Do Your Homework
If you have an interview lined up, make sure you know what the company does and understand their industry. More importantly, know the position well and, if you can, find out who will be conducting the interview. It’s much easier to prepare when you know the background of the person asking the questions.
The number one thing people need to do in interviews – whether it’s in-person or on the phone – is speak slowly! Don’t ramble. It’s okay to say, “I don’t know.” I would much rather hear that than filler words.
Think With Your Head
In the toughest interviews, I’ve witnessed people crumble under the pressure of ‘stumper’ question right off the bat. It doesn’t take long to realize when someone is in over their head. Really, though, these questions are just trying to let an interviewer see how you think and problem solve. It could be something as bizarre and basic as, “How do you build a sandwich?” –the point is to show your logical thought process.
Overinflating: Bad for Balloons, Bad for Interviews
Inflating your skills in an interview is never a good idea. Worst case scenario – you’re exposed and don’t get the job. Best case scenario – you fake it through the interview and end up getting the position…only to fail miserably when you land on the job. Neither option is great.
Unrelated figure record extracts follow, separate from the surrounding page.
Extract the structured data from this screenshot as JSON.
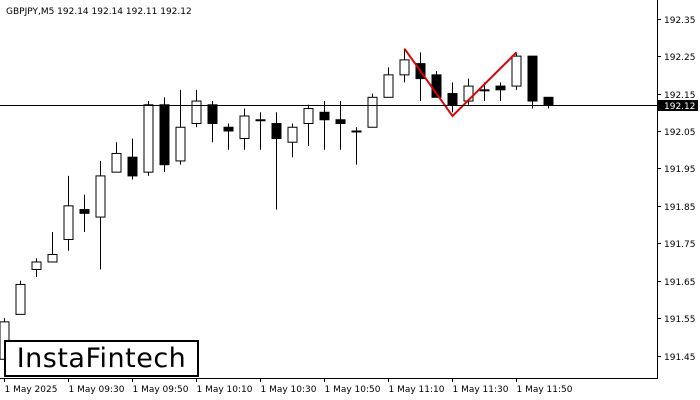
{
  "header": {
    "symbol_info": "GBPJPY,M5  192.14 192.14 192.11 192.12"
  },
  "logo": {
    "text": "InstaFintech"
  },
  "colors": {
    "background": "#ffffff",
    "axis": "#000000",
    "candle_outline": "#000000",
    "bull_fill": "#ffffff",
    "bear_fill": "#000000",
    "pattern_line": "#e00000",
    "current_price_line": "#000000"
  },
  "chart_data": {
    "type": "candlestick",
    "title": "GBPJPY,M5",
    "current_price": "192.12",
    "ylim": [
      191.39,
      192.4
    ],
    "y_ticks": [
      "192.35",
      "192.25",
      "192.15",
      "192.05",
      "191.95",
      "191.85",
      "191.75",
      "191.65",
      "191.55",
      "191.45"
    ],
    "x_tick_labels": [
      "1 May 2025",
      "1 May 09:30",
      "1 May 09:50",
      "1 May 10:10",
      "1 May 10:30",
      "1 May 10:50",
      "1 May 11:10",
      "1 May 11:30",
      "1 May 11:50"
    ],
    "grid": false,
    "candles": [
      {
        "o": 191.44,
        "h": 191.55,
        "l": 191.4,
        "c": 191.54
      },
      {
        "o": 191.56,
        "h": 191.65,
        "l": 191.56,
        "c": 191.64
      },
      {
        "o": 191.68,
        "h": 191.71,
        "l": 191.66,
        "c": 191.7
      },
      {
        "o": 191.7,
        "h": 191.78,
        "l": 191.7,
        "c": 191.72
      },
      {
        "o": 191.76,
        "h": 191.93,
        "l": 191.73,
        "c": 191.85
      },
      {
        "o": 191.84,
        "h": 191.88,
        "l": 191.78,
        "c": 191.83
      },
      {
        "o": 191.82,
        "h": 191.97,
        "l": 191.68,
        "c": 191.93
      },
      {
        "o": 191.94,
        "h": 192.02,
        "l": 191.94,
        "c": 191.99
      },
      {
        "o": 191.98,
        "h": 192.03,
        "l": 191.92,
        "c": 191.93
      },
      {
        "o": 191.94,
        "h": 192.13,
        "l": 191.93,
        "c": 192.12
      },
      {
        "o": 192.12,
        "h": 192.14,
        "l": 191.94,
        "c": 191.96
      },
      {
        "o": 191.97,
        "h": 192.16,
        "l": 191.96,
        "c": 192.06
      },
      {
        "o": 192.07,
        "h": 192.16,
        "l": 192.06,
        "c": 192.13
      },
      {
        "o": 192.12,
        "h": 192.13,
        "l": 192.02,
        "c": 192.07
      },
      {
        "o": 192.06,
        "h": 192.07,
        "l": 192.0,
        "c": 192.05
      },
      {
        "o": 192.03,
        "h": 192.11,
        "l": 192.0,
        "c": 192.09
      },
      {
        "o": 192.08,
        "h": 192.1,
        "l": 192.0,
        "c": 192.08
      },
      {
        "o": 192.07,
        "h": 192.1,
        "l": 191.84,
        "c": 192.03
      },
      {
        "o": 192.02,
        "h": 192.07,
        "l": 191.98,
        "c": 192.06
      },
      {
        "o": 192.07,
        "h": 192.12,
        "l": 192.01,
        "c": 192.11
      },
      {
        "o": 192.1,
        "h": 192.13,
        "l": 192.0,
        "c": 192.08
      },
      {
        "o": 192.08,
        "h": 192.13,
        "l": 192.0,
        "c": 192.07
      },
      {
        "o": 192.05,
        "h": 192.06,
        "l": 191.96,
        "c": 192.05
      },
      {
        "o": 192.06,
        "h": 192.15,
        "l": 192.06,
        "c": 192.14
      },
      {
        "o": 192.14,
        "h": 192.22,
        "l": 192.14,
        "c": 192.2
      },
      {
        "o": 192.2,
        "h": 192.27,
        "l": 192.18,
        "c": 192.24
      },
      {
        "o": 192.23,
        "h": 192.26,
        "l": 192.13,
        "c": 192.19
      },
      {
        "o": 192.2,
        "h": 192.21,
        "l": 192.14,
        "c": 192.14
      },
      {
        "o": 192.15,
        "h": 192.18,
        "l": 192.1,
        "c": 192.12
      },
      {
        "o": 192.13,
        "h": 192.19,
        "l": 192.12,
        "c": 192.17
      },
      {
        "o": 192.16,
        "h": 192.18,
        "l": 192.13,
        "c": 192.16
      },
      {
        "o": 192.17,
        "h": 192.18,
        "l": 192.13,
        "c": 192.16
      },
      {
        "o": 192.17,
        "h": 192.26,
        "l": 192.16,
        "c": 192.25
      },
      {
        "o": 192.25,
        "h": 192.25,
        "l": 192.11,
        "c": 192.13
      },
      {
        "o": 192.14,
        "h": 192.14,
        "l": 192.11,
        "c": 192.12
      }
    ],
    "x_tick_candle_index": [
      0,
      4,
      8,
      12,
      16,
      20,
      24,
      28,
      32
    ],
    "pattern_line": [
      {
        "i": 25,
        "price": 192.27
      },
      {
        "i": 28,
        "price": 192.09
      },
      {
        "i": 32,
        "price": 192.26
      }
    ]
  }
}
Plus, the interviewer can almost always tell, anyway.
Don’t Do Anything Drastic
Any drastic changes from the first interview to the final interview are an immediate red flag for me. For example, one of my candidates asked for a 5% salary raise and an additional 2 weeks of vacation in their last interview. The final interview isn’t the place for those kinds of negotiations. Be up front when working with a recruiter, otherwise your original offer might be redacted.
Clinch the Job
The best advice I have for the end of an interview is to ask, “Are there any reasons why you think I wouldn’t be a good fit?” Taking this approach helps you see where you stand and gives you a chance to overcome any objections.